Risk Assessment Conclusion
The assessment found that climate risks pose a threat to on-time performance, customer complaints and reputation, working conditions, and health and safety. While these risks may not result in infrastructure failure, they still create a profound threat to the organization over time. Passengers get frustrated with such annoyances or modest dangers when compared to what they imagine efficient, well-run transit should look like.
“You’ll notice that a lot of these aren’t exactly what you’d call catastrophic risk,” says Quentin. He thinks there has been too much of a focus on catastrophic risk in the adaptation sector. “These are real concerns, but organizations like Metrolinx also need to ask themselves: ‘How does this impact our day-to-day operations?’ It’s not just about floods and ice storms.” While addressing the catastrophic risks from extreme weather conditions is important, so too is being able to deliver reliable and safe transit service under a wide range of weather conditions.

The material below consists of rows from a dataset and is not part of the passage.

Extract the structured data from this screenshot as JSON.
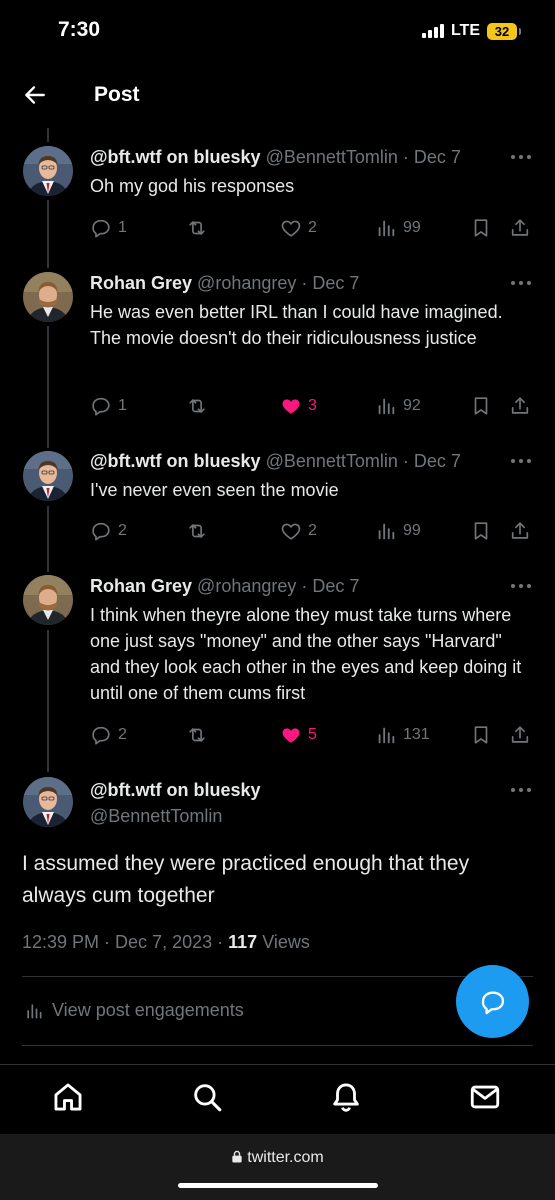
{
  "status_bar": {
    "time": "7:30",
    "network": "LTE",
    "battery": "32"
  },
  "header": {
    "title": "Post",
    "back_icon": "arrow-left-icon"
  },
  "thread": [
    {
      "name": "@bft.wtf on bluesky",
      "handle": "@BennettTomlin",
      "date": "Dec 7",
      "text": "Oh my god his responses",
      "replies": "1",
      "likes": "2",
      "liked": false,
      "views": "99"
    },
    {
      "name": "Rohan Grey",
      "handle": "@rohangrey",
      "date": "Dec 7",
      "text": "He was even better IRL than I could have imagined. The movie doesn't do their ridiculousness justice",
      "replies": "1",
      "likes": "3",
      "liked": true,
      "views": "92"
    },
    {
      "name": "@bft.wtf on bluesky",
      "handle": "@BennettTomlin",
      "date": "Dec 7",
      "text": "I've never even seen the movie",
      "replies": "2",
      "likes": "2",
      "liked": false,
      "views": "99"
    },
    {
      "name": "Rohan Grey",
      "handle": "@rohangrey",
      "date": "Dec 7",
      "text": "I think when theyre alone they must take turns where one just says \"money\" and the other says \"Harvard\" and they look each other in the eyes and keep doing it until one of them cums first",
      "replies": "2",
      "likes": "5",
      "liked": true,
      "views": "131"
    }
  ],
  "main_post": {
    "name": "@bft.wtf on bluesky",
    "handle": "@BennettTomlin",
    "text": "I assumed they were practiced enough that they always cum together",
    "time": "12:39 PM",
    "date": "Dec 7, 2023",
    "views_count": "117",
    "views_label": "Views"
  },
  "engagements_label": "View post engagements",
  "browser": {
    "url": "twitter.com"
  },
  "colors": {
    "like": "#f91880",
    "accent": "#1d9bf0",
    "muted": "#71767b"
  }
}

Teasing out these interlocking relationships is complex work. For example, a number of snow-related contracts are tied to a set start of the winter season, but both the season start and end dates are changing now. It sounds banal, but there are hundreds of such issues. Quentin says he’s lucky that there is buy-in for taking climate vulnerability seriously across the organization, especially at the executive level, and that Metrolinx has staff committed to the task of assessing climate risks and considering them in operations, asset management, and the design and construction of new infrastructure. “Climate risk now has a direct sightline to senior management, which keeps it fresh and on people’s radar. The next few years for this stuff will be absolutely crucial.”